Hollywood's disgusting revelations of sexual assault and Watch A Female Employee Who Gives Permission For Things From The Manager Onlineharassment continue, this week with the staggering number of women who have spoken out about director James Toback. Over 200 women have now accused Toback of harassment or assault, beginning with 38 in an exposé from the Los Angeles Times.
As with the allegations against Harvey Weinstein, the accusations against Toback have empowered his victims to come forward in solidarity. Selma Blair and Rachel McAdams spoke to Vanity Fairabout their unsettling encounters with the director; Blair's meeting ultimately ended with a death threat, and McAdams was severely shaken before working her first big television job. Until now, they were too terrified and disgusted to revisit these traumatic episodes.
SEE ALSO: James Toback is the latest filmmaker to be outed as a sexual predatorBlair's team arranged for her to meet Toback at a hotel. She was nervous from the outset about their encounter, during which Toback allegedly said he could have her father killed and questioned her confidence as an actress.

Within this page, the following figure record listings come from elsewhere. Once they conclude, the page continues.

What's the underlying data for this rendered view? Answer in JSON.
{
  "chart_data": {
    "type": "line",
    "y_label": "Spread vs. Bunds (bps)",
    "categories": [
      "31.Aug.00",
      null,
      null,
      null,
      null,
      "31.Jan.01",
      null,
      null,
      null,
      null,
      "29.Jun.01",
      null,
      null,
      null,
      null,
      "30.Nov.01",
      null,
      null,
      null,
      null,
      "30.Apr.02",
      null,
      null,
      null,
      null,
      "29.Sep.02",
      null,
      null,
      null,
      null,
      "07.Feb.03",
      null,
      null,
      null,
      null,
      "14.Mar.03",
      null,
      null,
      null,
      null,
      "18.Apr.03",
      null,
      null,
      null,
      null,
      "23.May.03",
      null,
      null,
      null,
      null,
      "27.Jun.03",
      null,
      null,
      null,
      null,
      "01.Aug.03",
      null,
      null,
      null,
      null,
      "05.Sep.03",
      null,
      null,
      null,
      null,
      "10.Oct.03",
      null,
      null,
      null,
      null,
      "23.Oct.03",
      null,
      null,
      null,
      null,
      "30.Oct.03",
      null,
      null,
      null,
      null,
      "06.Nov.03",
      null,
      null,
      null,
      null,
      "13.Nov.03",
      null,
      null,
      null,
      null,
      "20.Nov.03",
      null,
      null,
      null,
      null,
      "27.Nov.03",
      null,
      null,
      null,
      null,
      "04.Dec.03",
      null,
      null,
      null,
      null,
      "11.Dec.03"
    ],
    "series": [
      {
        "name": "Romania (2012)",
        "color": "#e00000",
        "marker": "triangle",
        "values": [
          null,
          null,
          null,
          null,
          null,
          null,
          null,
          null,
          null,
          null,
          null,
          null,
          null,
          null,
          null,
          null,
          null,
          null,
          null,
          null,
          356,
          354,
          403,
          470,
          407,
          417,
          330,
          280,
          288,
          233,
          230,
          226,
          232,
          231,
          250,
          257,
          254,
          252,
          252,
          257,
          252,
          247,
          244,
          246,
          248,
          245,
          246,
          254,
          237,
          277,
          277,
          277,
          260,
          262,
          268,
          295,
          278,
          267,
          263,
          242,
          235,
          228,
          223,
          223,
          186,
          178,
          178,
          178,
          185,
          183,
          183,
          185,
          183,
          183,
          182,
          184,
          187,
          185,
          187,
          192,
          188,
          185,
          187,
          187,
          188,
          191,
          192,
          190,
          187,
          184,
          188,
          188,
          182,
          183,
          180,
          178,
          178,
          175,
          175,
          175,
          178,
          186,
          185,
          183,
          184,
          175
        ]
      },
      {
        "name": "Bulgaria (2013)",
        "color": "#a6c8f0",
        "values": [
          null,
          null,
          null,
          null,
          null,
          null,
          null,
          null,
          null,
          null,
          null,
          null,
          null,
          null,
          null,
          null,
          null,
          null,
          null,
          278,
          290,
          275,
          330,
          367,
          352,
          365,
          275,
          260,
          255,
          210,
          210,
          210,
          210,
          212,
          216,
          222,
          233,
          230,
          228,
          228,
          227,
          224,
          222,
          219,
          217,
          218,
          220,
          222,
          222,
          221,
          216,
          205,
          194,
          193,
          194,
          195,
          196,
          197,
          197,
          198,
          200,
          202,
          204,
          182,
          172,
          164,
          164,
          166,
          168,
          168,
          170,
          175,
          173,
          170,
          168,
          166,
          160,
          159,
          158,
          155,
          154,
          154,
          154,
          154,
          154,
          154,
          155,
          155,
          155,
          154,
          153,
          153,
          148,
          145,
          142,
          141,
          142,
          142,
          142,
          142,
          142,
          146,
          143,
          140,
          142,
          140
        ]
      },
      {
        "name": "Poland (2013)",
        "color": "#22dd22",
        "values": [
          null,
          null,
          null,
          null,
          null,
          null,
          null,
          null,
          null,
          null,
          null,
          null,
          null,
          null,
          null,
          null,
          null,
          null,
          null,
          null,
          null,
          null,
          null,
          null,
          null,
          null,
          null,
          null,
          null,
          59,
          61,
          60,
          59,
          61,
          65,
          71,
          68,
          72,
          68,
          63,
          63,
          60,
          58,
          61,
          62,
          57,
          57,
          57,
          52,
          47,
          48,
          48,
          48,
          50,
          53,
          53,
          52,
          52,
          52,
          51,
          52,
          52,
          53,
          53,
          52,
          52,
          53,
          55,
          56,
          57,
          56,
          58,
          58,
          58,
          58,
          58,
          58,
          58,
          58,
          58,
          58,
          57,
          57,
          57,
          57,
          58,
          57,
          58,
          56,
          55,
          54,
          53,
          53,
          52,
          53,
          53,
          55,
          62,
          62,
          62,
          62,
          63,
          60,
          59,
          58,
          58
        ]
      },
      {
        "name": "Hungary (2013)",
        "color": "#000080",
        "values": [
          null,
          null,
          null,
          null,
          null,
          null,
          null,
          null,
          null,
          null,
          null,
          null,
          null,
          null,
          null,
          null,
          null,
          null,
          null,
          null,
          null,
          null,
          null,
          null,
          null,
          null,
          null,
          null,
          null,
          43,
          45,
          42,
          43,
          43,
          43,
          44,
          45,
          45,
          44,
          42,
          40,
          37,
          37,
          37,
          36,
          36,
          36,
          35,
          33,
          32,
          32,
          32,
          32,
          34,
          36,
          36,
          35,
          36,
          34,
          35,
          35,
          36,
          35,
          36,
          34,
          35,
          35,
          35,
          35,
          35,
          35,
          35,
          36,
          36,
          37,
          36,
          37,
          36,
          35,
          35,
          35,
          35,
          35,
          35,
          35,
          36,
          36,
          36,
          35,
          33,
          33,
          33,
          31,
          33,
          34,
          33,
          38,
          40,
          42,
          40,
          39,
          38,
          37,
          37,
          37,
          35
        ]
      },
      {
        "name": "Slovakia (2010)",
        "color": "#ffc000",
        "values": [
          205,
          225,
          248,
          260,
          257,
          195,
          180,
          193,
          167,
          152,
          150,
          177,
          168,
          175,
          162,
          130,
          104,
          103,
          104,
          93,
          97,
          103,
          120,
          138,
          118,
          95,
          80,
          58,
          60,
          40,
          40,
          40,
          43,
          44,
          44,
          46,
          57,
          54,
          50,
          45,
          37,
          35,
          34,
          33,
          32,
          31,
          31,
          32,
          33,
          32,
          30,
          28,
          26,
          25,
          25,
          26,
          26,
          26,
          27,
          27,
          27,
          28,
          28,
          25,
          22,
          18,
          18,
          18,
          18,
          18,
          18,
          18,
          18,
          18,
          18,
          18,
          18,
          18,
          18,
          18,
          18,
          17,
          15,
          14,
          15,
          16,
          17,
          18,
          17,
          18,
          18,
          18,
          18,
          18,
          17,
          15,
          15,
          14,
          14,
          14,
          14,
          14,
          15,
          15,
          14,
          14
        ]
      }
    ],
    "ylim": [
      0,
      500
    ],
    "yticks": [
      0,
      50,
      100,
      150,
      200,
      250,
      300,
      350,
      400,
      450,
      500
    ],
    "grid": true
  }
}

"I really believed that when he started to talk...that he was going to be my mentor," she told VF. "That is how he got into my brain. You know, in acting classes they get into your personal history and connect that to work. So this conversation didn’t seem that strange."
Toback then asked her to perform a scene naked, insisting that this was a professional exercise, and criticized her body. Like Weinstein, he quickly changed tack and made the encounter sexual. He asked her to have sex with him and then refused to let her leave until he did, bragging – like Weinstein – about famous women he'd slept with.
"I felt disgust and shame, and like nobody would ever think of me as being clean again after being this close to the devil," Blair recalled. "His energy was so sinister."
Before she left, Toback told her that if a girl "went against" him, he would have her thrown in the Hudson River to drown. Blair says she only told two people over 20 years about what happened, but told her manager Toback was "vile" and that no women should be sent to work with him. She said she felt "pure rage" when she saw that he was denying allegations after the Timesstory broke.
McAdams says she met with Toback the night before she had a 5 a.m. call time – he said he had an early flight and left her no other option to meet and supposedly workshop a scene. Once again he spoke in a manner that made the actress uncomfortable and maintained that this was somehow an acting exercise. Once again, he got explicitly sexual, and McAdams managed to make an excuse and leave.
"This has been such a source of shame for me — that I didn’t have the wherewithal to get up and leave," she said in the interview. "I kept thinking, 'This is going to become normal any minute now. This is going to all make sense. This is all above board somehow.' Eventually I just realized that it wasn’t."
The only thing that became normal, or normalized, was a pattern of harassment and assault by men of power in the entertainment industry – and the silence surrounding it. When she told her agent, the agent said this had happened before, and McAdams was shocked that no one warned her.
"This has all got to stop," McAdams told Vanity Fair. "We need to start acknowledging what an epidemic this is, and what a deep-seated problem this is. You have to get it all out in the open and in the light so that we can really understand how pervasive this is. I think we almost have to exhaust ourselves sharing our experiences before the rebuilding can begin. And hopefully we never slip back into this darkness again."
Toback told Vanity Fairhe had no comment on the allegations; You can read Blair's and McAdams' full accounts here.